On Mon, Dec 28, 2020 at 9:26 AM Phil Perry pperry@elrepo.org wrote:
On 28/12/2020 12:29, Neal Gompa wrote:
On Mon, Dec 28, 2020 at 7:25 AM Alexander Bokovoy abokovoy@redhat.com wrote:
On ma, 28 joulu 2020, Phil Perry wrote:
And when the above situation arises (an elrepo or OEM driver fails to build and/or weak-link against a Stream kernel), what would be the process to fix that? Elrepo drivers are developed against and built for RHEL kernels, so when they fail to build for Stream, that won't get fixed for upto 6 months until the next RHEL point release. Or to put it another way, elrepo is a downstream project, downstream of RHEL.
If Elrepo drivers have actual developers, getting 6 months advance notification of their driver's failures against upcoming RHEL could be valuable to plan and fix the issues in due time.
Yes, absolutely, we (elrepo developers) will likely use the RHEL development (Stream) kernel to assess what is broken and what needs fixing, and to help develop those fixes ahead of the next RHEL point release kernel.

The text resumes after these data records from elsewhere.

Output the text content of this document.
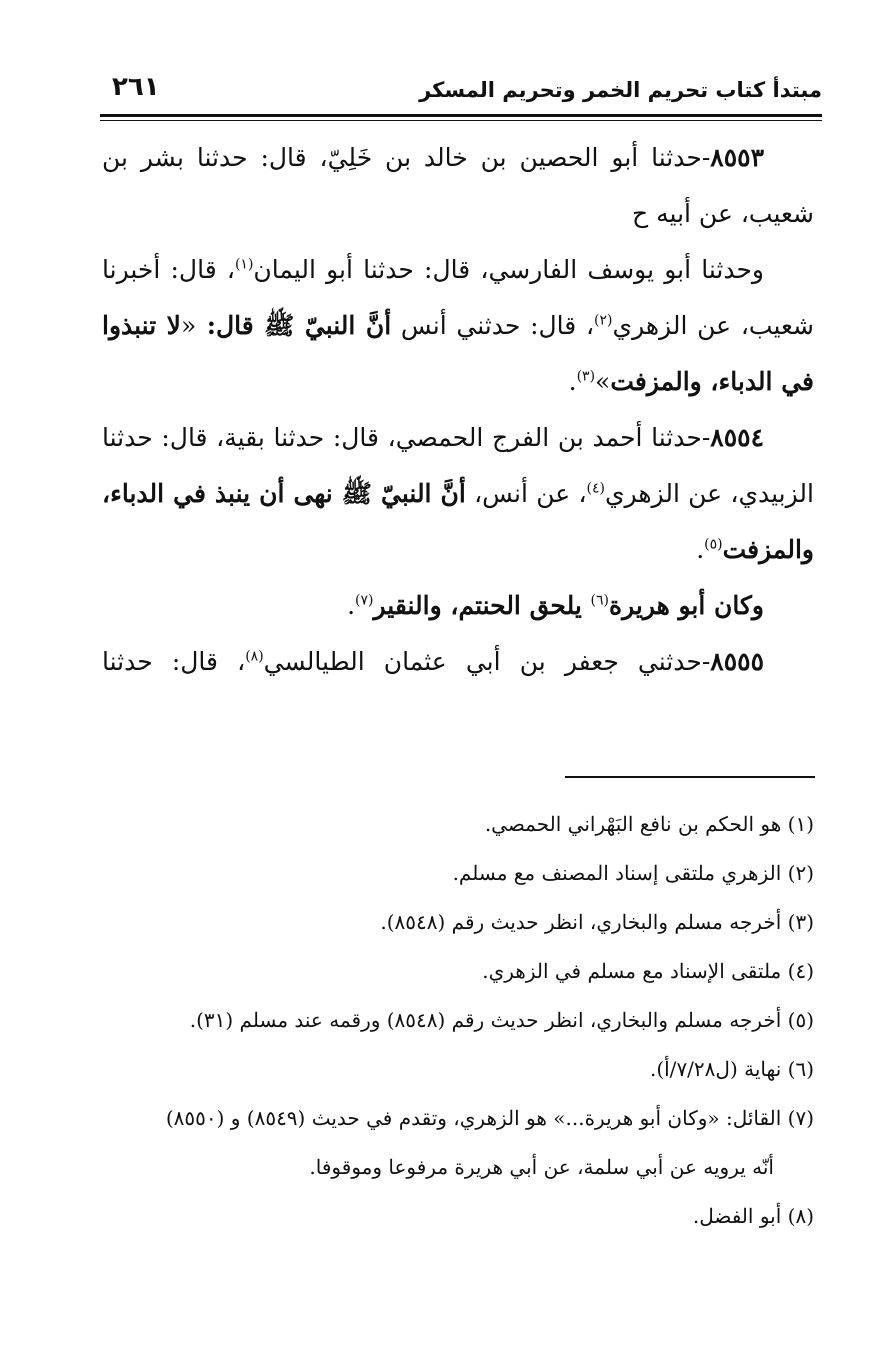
مبتدأ كتاب تحريم الخمر وتحريم المسكر
٢٦١

٨٥٥٣-حدثنا أبو الحصين بن خالد بن خَلِيّ، قال: حدثنا بشر بن شعيب، عن أبيه ح

وحدثنا أبو يوسف الفارسي، قال: حدثنا أبو اليمان$^{(١)}$، قال: أخبرنا شعيب، عن الزهري$^{(٢)}$، قال: حدثني أنس أنَّ النبيّ ﷺ قال: «لا تنبذوا في الدباء، والمزفت»$^{(٣)}$.

٨٥٥٤-حدثنا أحمد بن الفرج الحمصي، قال: حدثنا بقية، قال: حدثنا الزبيدي، عن الزهري$^{(٤)}$، عن أنس، أنَّ النبيّ ﷺ نهى أن ينبذ في الدباء، والمزفت$^{(٥)}$.

وكان أبو هريرة$^{(٦)}$ يلحق الحنتم، والنقير$^{(٧)}$.

٨٥٥٥-حدثني جعفر بن أبي عثمان الطيالسي$^{(٨)}$، قال: حدثنا

(١) هو الحكم بن نافع البَهْراني الحمصي.

(٢) الزهري ملتقى إسناد المصنف مع مسلم.

(٣) أخرجه مسلم والبخاري، انظر حديث رقم (٨٥٤٨).

(٤) ملتقى الإسناد مع مسلم في الزهري.

(٥) أخرجه مسلم والبخاري، انظر حديث رقم (٨٥٤٨) ورقمه عند مسلم (٣١).

(٦) نهاية (ل٧/٢٨/أ).

(٧) القائل: «وكان أبو هريرة...» هو الزهري، وتقدم في حديث (٨٥٤٩) و (٨٥٥٠)

أنّه يرويه عن أبي سلمة، عن أبي هريرة مرفوعا وموقوفا.

(٨) أبو الفضل.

At present we aim to get our build systems updated, and to rebase, fix and release any broken packages as soon as possible after the RHEL point release is public. Looking at the RHEL8.3 point release on 3/11/2020, we had packages released daily on 4-9th November so it took us just under a week to update all our infrastructure, rebase code, fix build issues, rebuild sign and release our whole repository. Not bad for a voluntary effort in addition to holding down 40h/week $dayjob. Being able to develop fixes in advance will for sure help us to reduce that time frame.

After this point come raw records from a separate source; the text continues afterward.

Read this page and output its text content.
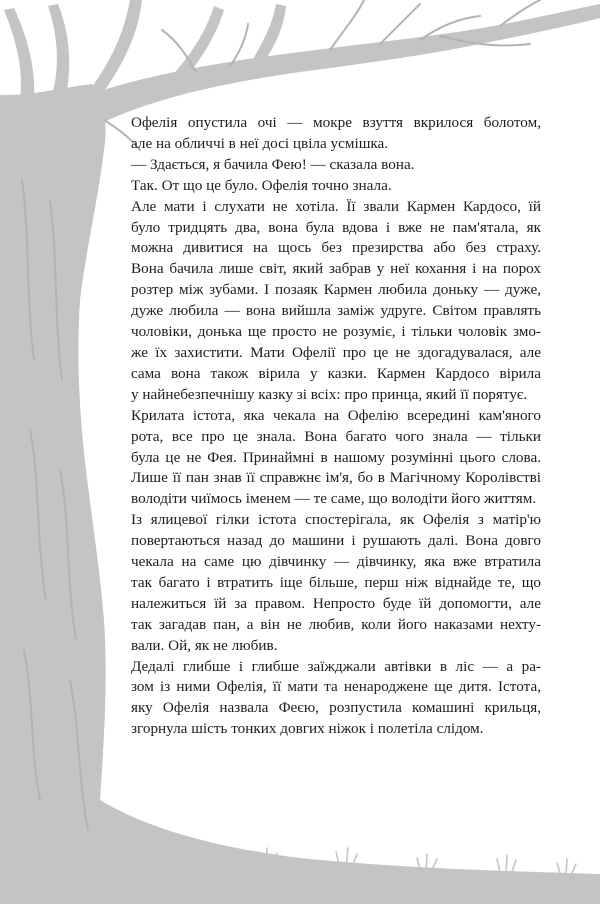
Офелія опустила очі — мокре взуття вкрилося болотом,
але на обличчі в неї досі цвіла усмішка.
— Здається, я бачила Фею! — сказала вона.
Так. От що це було. Офелія точно знала.
Але мати і слухати не хотіла. Її звали Кармен Кардосо, їй
було тридцять два, вона була вдова і вже не пам'ятала, як
можна дивитися на щось без презирства або без страху.
Вона бачила лише світ, який забрав у неї кохання і на порох
розтер між зубами. І позаяк Кармен любила доньку — дуже,
дуже любила — вона вийшла заміж удруге. Світом правлять
чоловіки, донька ще просто не розуміє, і тільки чоловік змо-
же їх захистити. Мати Офелії про це не здогадувалася, але
сама вона також вірила у казки. Кармен Кардосо вірила
у найнебезпечнішу казку зі всіх: про принца, який її порятує.
Крилата істота, яка чекала на Офелію всередині кам'яного
рота, все про це знала. Вона багато чого знала — тільки
була це не Фея. Принаймні в нашому розумінні цього слова.
Лише її пан знав її справжнє ім'я, бо в Магічному Королівстві
володіти чиїмось іменем — те саме, що володіти його життям.
Із ялицевої гілки істота спостерігала, як Офелія з матір'ю
повертаються назад до машини і рушають далі. Вона довго
чекала на саме цю дівчинку — дівчинку, яка вже втратила
так багато і втратить іще більше, перш ніж віднайде те, що
належиться їй за правом. Непросто буде їй допомогти, але
так загадав пан, а він не любив, коли його наказами нехту-
вали. Ой, як не любив.
Дедалі глибше і глибше заїжджали автівки в ліс — а ра-
зом із ними Офелія, її мати та ненароджене ще дитя. Істота,
яку Офелія назвала Феєю, розпустила комашині крильця,
згорнула шість тонких довгих ніжок і полетіла слідом.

In general, it would make *my* life easier if elrepo drivers were tracking the RHEL kernel development and getting fixed along the way, because it's a pain when I have to deal with customers who use our stuff and can't upgrade because of broken drivers. That is the situation *now* with CentOS Linux.

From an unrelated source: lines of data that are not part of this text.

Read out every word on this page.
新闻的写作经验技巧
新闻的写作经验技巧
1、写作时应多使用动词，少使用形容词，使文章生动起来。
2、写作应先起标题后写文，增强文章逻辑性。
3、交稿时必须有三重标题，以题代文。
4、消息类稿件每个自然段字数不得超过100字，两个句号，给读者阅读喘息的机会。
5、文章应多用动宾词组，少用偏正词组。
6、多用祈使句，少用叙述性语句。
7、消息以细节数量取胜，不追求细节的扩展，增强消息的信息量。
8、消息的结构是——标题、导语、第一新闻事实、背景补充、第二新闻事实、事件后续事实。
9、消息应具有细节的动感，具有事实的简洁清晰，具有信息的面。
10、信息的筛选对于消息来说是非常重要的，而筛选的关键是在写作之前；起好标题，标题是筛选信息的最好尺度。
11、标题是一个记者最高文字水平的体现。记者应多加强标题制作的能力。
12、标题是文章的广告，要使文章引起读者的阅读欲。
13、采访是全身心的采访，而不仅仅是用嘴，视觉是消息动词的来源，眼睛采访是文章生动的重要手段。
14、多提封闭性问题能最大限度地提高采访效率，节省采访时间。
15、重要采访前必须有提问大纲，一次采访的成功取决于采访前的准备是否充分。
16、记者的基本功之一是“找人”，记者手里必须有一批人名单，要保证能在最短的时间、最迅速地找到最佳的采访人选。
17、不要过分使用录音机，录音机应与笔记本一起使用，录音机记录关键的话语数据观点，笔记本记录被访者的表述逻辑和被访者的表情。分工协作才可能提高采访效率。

If elrepo drivers are broken on CentOS Linux (not Stream), you should file a bug, either with elrepo if the driver also does not work on RHEL and we will fix it, or with CentOS if the driver works on RHEL but not on CentOS Linux and CentOS can fix it.
If by "CentOS Linux", you actually mean CentOS Stream, by definition that's never going to happen. Elrepo may use the Stream kernel to see what's coming and help develop fixes for the next release of RHEL (see comments above), or to contribute our fixes back upstream, but elrepo driver packages are built on RHEL build systems against RHEL kernels - we can not build against something that has not been released yet, and even if we could, those packages would not work for all our current RHEL (and CentOS Linux 8) users who are running 8.3 *now* and will continue to run 8.3 kernels for at least the next 4-5 months.
I mean "CentOS Linux" as in the RHEL rebuild. That's still a thing that exists for a while yet.